Image courtesy of Ngo Quang Minh at Flickr.com

Image courtesy of Ngo Quang Minh at Flickr.com

  1. Desire for change: Leaders really want to get up every day with a different points of view of their surroundings, and they believe in the possibility of affecting it positively. That is their great incentive (and perhaps their secret).
  1. Commitment: It’s not only a requirement to undertake great tasks that will require a lot of time and energy, is also a result. People influenced by leaders also feel committed to their goals and believe in what they are doing.
  1. Initiative: An essential quality. People usually get used to the problems of the everyday landscape. A leader has capacity for astonishment: they ask themselves about the causes of such problems and take actions to solve them.
  1. Dealing with fear: People usually think that leaders are not afraid before making decisions, when they are executing those choices and after they are taken. By contrast, leaders are people like any of us; the only difference is that despite feeling fear, they react positively.
  1. Understanding the environment: It’s completely impossible to lead a company, a nation, a team or community if the environment in which the group operates is not known.
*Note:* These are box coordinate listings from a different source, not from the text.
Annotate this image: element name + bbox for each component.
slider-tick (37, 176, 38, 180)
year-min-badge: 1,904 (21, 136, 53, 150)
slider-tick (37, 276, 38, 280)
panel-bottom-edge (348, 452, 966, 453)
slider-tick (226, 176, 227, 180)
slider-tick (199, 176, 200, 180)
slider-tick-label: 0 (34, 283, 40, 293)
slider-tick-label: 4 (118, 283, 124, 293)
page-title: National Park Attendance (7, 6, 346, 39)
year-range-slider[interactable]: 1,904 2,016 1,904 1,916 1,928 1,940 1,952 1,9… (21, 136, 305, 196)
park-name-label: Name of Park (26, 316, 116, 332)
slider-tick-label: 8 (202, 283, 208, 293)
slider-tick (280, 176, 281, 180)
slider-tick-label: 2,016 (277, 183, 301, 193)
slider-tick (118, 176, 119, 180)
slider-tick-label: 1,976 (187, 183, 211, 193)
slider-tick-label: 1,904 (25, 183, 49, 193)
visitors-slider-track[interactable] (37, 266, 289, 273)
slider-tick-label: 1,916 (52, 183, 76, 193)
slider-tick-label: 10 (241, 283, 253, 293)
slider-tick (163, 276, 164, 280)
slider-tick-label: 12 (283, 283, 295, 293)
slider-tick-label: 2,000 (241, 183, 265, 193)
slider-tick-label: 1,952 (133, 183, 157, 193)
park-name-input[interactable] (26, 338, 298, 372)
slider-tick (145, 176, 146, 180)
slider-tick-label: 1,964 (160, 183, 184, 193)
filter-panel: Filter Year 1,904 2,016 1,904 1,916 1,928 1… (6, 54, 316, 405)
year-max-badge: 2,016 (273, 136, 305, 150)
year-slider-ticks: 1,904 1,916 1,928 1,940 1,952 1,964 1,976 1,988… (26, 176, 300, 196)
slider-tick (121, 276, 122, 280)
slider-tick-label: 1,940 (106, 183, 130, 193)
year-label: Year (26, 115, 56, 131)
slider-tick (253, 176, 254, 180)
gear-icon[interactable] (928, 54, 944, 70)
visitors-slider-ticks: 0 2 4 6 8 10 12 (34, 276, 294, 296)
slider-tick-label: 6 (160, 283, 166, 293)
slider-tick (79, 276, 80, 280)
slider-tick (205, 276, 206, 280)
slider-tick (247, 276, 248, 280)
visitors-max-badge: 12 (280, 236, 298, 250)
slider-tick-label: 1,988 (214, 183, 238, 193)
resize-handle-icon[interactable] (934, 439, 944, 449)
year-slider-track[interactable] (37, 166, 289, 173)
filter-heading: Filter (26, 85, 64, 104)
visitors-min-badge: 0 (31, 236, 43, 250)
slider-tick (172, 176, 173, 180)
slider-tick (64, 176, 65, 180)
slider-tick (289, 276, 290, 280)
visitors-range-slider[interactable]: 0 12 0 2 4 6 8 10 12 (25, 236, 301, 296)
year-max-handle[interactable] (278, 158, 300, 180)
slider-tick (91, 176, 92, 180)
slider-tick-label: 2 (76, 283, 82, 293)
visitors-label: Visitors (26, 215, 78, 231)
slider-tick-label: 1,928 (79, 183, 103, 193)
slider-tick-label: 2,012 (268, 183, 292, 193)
A leader needs to know the people of the group he/she commands and the conditions of the environment where that group operates.
  1. Self-knowledge: A true leader knows himself/herself, recognizes his/her limitations, his/her abilities and strengths, and strives to be better every day. A true leader understands how his/her emotions affect his/her performance. In addition, he/she is an honest person who is able to make a realistic evaluation, to admit mistakes, to correct them and to learn from them for future opportunities.